On The Surface: 3 Ways Your Skin Can Tell You Something Is Wrong
Human skin is the largest organ of the body, providing a protective covering over bodily surfaces. It plays a major role in revealing both internal and external health issues. Here are three important conditions that can be identified through symptoms that appear on the skin.
Although most people experience a certain degree of spider veins on their face as they get older, some have more than others. Razor-thin stripes over the cheeks or in other facial areas may simply indicate that the person has delicate skin. However, some spider veins that become more pronounced can be signs of rosacea, a skin condition that turns facial areas red with certain triggers, like caffeine or heat. Rosacea can be treated, although not necessarily cured, using antibiotic creams or other medications. Spider veins may also signal someone who heavily drinks alcohol.
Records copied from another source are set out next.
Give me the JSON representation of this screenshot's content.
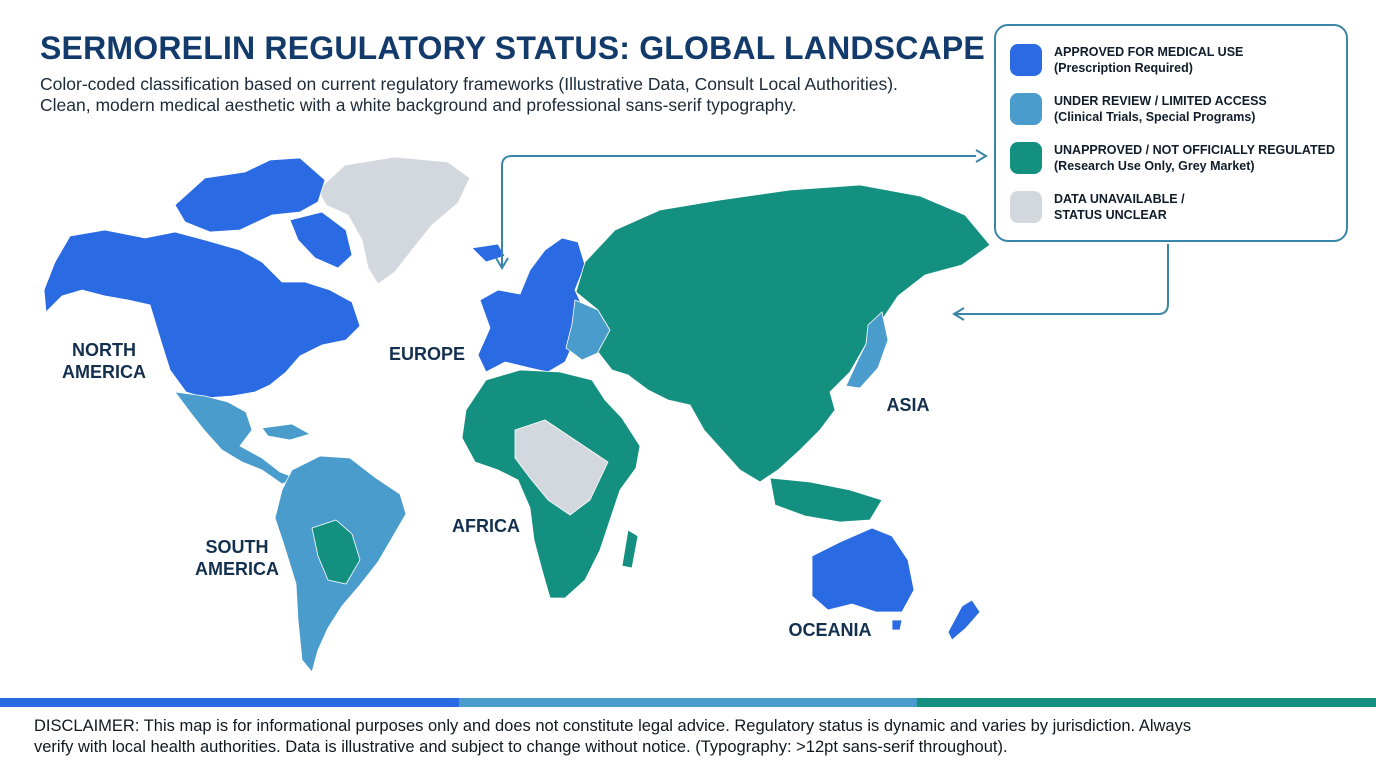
{
  "header": {
    "title": "SERMORELIN REGULATORY STATUS: GLOBAL LANDSCAPE",
    "subtitle_line1": "Color-coded classification based on current regulatory frameworks (Illustrative Data, Consult Local Authorities).",
    "subtitle_line2": "Clean, modern medical aesthetic with a white background and professional sans-serif typography."
  },
  "colors": {
    "approved": "#2a6ae3",
    "review": "#4a9ccd",
    "unapproved": "#13907f",
    "unavailable": "#d3d8df",
    "accent_line": "#3b86a6"
  },
  "legend": {
    "items": [
      {
        "key": "approved",
        "line1": "APPROVED FOR MEDICAL USE",
        "line2": "(Prescription Required)"
      },
      {
        "key": "review",
        "line1": "UNDER REVIEW / LIMITED ACCESS",
        "line2": "(Clinical Trials, Special Programs)"
      },
      {
        "key": "unapproved",
        "line1": "UNAPPROVED / NOT OFFICIALLY REGULATED",
        "line2": "(Research Use Only, Grey Market)"
      },
      {
        "key": "unavailable",
        "line1": "DATA UNAVAILABLE /",
        "line2": "STATUS UNCLEAR"
      }
    ]
  },
  "regions": {
    "north_america": {
      "line1": "NORTH",
      "line2": "AMERICA"
    },
    "europe": {
      "line1": "EUROPE",
      "line2": ""
    },
    "asia": {
      "line1": "ASIA",
      "line2": ""
    },
    "africa": {
      "line1": "AFRICA",
      "line2": ""
    },
    "south_america": {
      "line1": "SOUTH",
      "line2": "AMERICA"
    },
    "oceania": {
      "line1": "OCEANIA",
      "line2": ""
    }
  },
  "map_status": {
    "north_america": "approved",
    "central_america": "review",
    "greenland": "unavailable",
    "europe_west": "approved",
    "europe_east": "review",
    "russia_asia": "unapproved",
    "japan": "review",
    "africa": "unapproved",
    "central_africa": "unavailable",
    "south_america": "review",
    "south_america_center": "unapproved",
    "australia": "approved",
    "new_zealand": "approved"
  },
  "footer": {
    "disclaimer_line1": "DISCLAIMER: This map is for informational purposes only and does not constitute legal advice. Regulatory status is dynamic and varies by jurisdiction. Always",
    "disclaimer_line2": "verify with local health authorities. Data is illustrative and subject to change without notice. (Typography: >12pt sans-serif throughout)."
  }
}
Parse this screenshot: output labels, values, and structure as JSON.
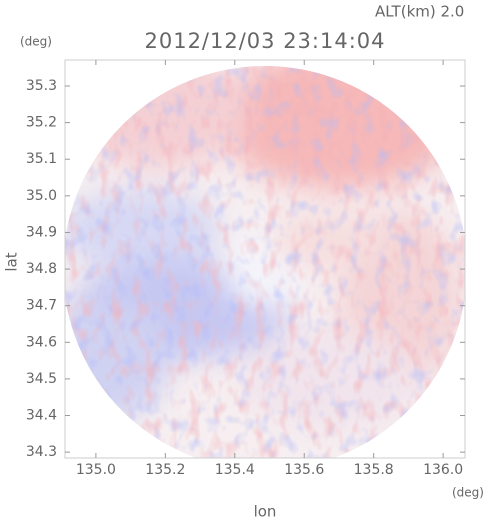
{
  "chart_data": {
    "type": "radar-field",
    "title": "2012/12/03 23:14:04",
    "subtitle": "ALT(km) 2.0",
    "xlabel": "lon",
    "ylabel": "lat",
    "x_unit": "(deg)",
    "y_unit": "(deg)",
    "xlim": [
      134.911,
      136.063
    ],
    "ylim": [
      34.284,
      35.371
    ],
    "xticks": [
      {
        "value": 135,
        "label": "135.0"
      },
      135.2,
      135.4,
      135.6,
      135.8,
      {
        "value": 136,
        "label": "136.0"
      }
    ],
    "yticks": [
      34.3,
      34.4,
      34.5,
      34.6,
      34.7,
      34.8,
      34.9,
      {
        "value": 35,
        "label": "35.0"
      },
      35.1,
      35.2,
      35.3
    ]
  }
}
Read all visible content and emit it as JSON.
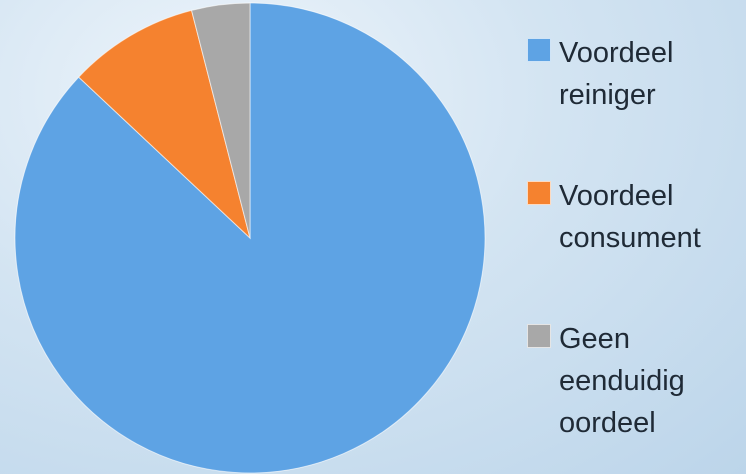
{
  "chart_data": {
    "type": "pie",
    "categories": [
      "Voordeel reiniger",
      "Voordeel consument",
      "Geen eenduidig oordeel"
    ],
    "values": [
      87,
      9,
      4
    ],
    "colors": [
      "#5ea3e4",
      "#f5822f",
      "#a8a8a8"
    ],
    "legend": "right"
  }
}
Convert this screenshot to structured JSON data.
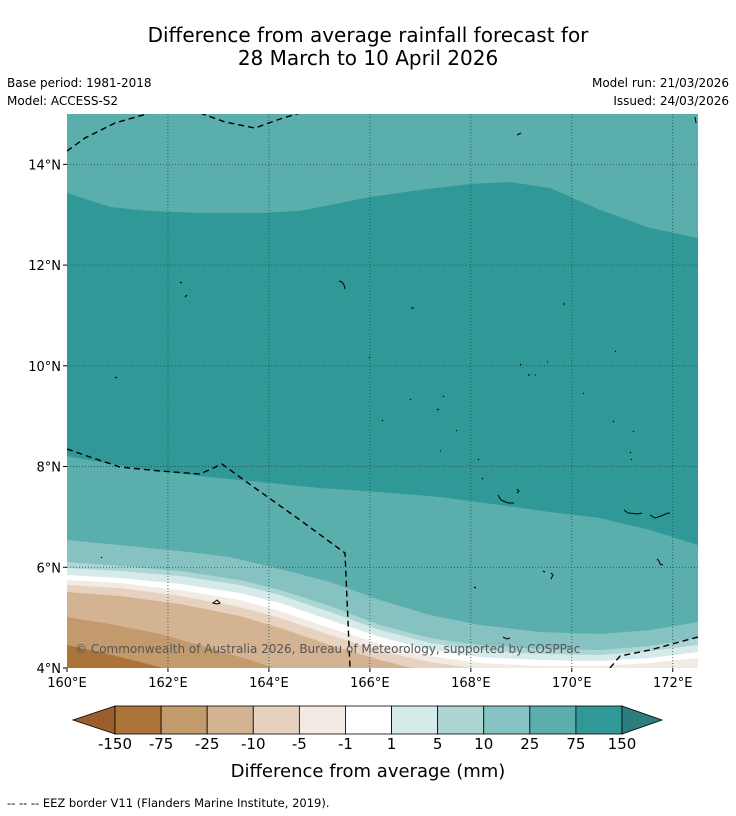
{
  "title": {
    "line1": "Difference from average rainfall forecast for",
    "line2": "28 March to 10 April 2026"
  },
  "meta": {
    "base_period": "Base period: 1981-2018",
    "model": "Model: ACCESS-S2",
    "model_run": "Model run: 21/03/2026",
    "issued": "Issued: 24/03/2026"
  },
  "map": {
    "lon_min": 160,
    "lon_max": 172.5,
    "lat_min": 4,
    "lat_max": 15,
    "x_ticks": [
      {
        "lon": 160,
        "label": "160°E"
      },
      {
        "lon": 162,
        "label": "162°E"
      },
      {
        "lon": 164,
        "label": "164°E"
      },
      {
        "lon": 166,
        "label": "166°E"
      },
      {
        "lon": 168,
        "label": "168°E"
      },
      {
        "lon": 170,
        "label": "170°E"
      },
      {
        "lon": 172,
        "label": "172°E"
      }
    ],
    "y_ticks": [
      {
        "lat": 4,
        "label": "4°N"
      },
      {
        "lat": 6,
        "label": "6°N"
      },
      {
        "lat": 8,
        "label": "8°N"
      },
      {
        "lat": 10,
        "label": "10°N"
      },
      {
        "lat": 12,
        "label": "12°N"
      },
      {
        "lat": 14,
        "label": "14°N"
      }
    ],
    "copyright": "© Commonwealth of Australia 2026, Bureau of Meteorology, supported by COSPPac"
  },
  "colorbar": {
    "title": "Difference from average (mm)",
    "labels": [
      "-150",
      "-75",
      "-25",
      "-10",
      "-5",
      "-1",
      "1",
      "5",
      "10",
      "25",
      "75",
      "150"
    ],
    "colors": {
      "lt_neg150": "#9a5f2c",
      "neg150_neg75": "#ad743a",
      "neg75_neg25": "#c39a6c",
      "neg25_neg10": "#d4b393",
      "neg10_neg5": "#e6d2be",
      "neg5_neg1": "#f2ebe4",
      "neg1_1": "#ffffff",
      "1_5": "#d6ebe9",
      "5_10": "#acd5d4",
      "10_25": "#85c2c1",
      "25_75": "#5aaeac",
      "75_150": "#309896",
      "gt_150": "#2b7e7b"
    }
  },
  "footnote": "-- -- -- EEZ border V11 (Flanders Marine Institute, 2019)."
}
A doctor examining a patient who finds spider veins may ask about these and other conditions the patient may have.
Most skin begins to exhibit dark spots, sometimes called liver spots or age spots, as they get older, particularly if they have spent considerable time in the sun. However, some spots that appear in unusual configurations or that look unusual may indicate a condition like psoriasis or perhaps a skin allergy. A skilled dermatologist can examine and diagnose the spots to make an accurate diagnosis and prescribe treatment.
A majority of the population will develop skin moles at some point in their life. Most moles are benign, meaning they cause no harm and are unlikely to turn cancerous. However, skin cancer rates are rising, and early diagnosis is important for getting effective treatment. Some skin cancers, like squamous cell cancer, is not always serious because it doesn’t necessarily threaten body organs, especially if treated promptly. Melanoma, however, is more serious and can become fatal if not properly evaluated and treated. A dermatologist from Advanced Dermatology & Skin Cancer Specialists can examine a mole to see if it is cancerous, checking criteria like its size, color, and shape. Large, discolored, uneven moles tend to be more suspicious than others, although even seemingly innocent tan or brown moles can be deadly. Annual checkups can help to find cancerous moles early.
These and other conditions can be symptoms of a health issue. For example, while dry skin is common, especially during winter months, excessively dry skin may be a symptom of thyroid disease. See a dermatologist for regular checkups and for suspicious skin changes.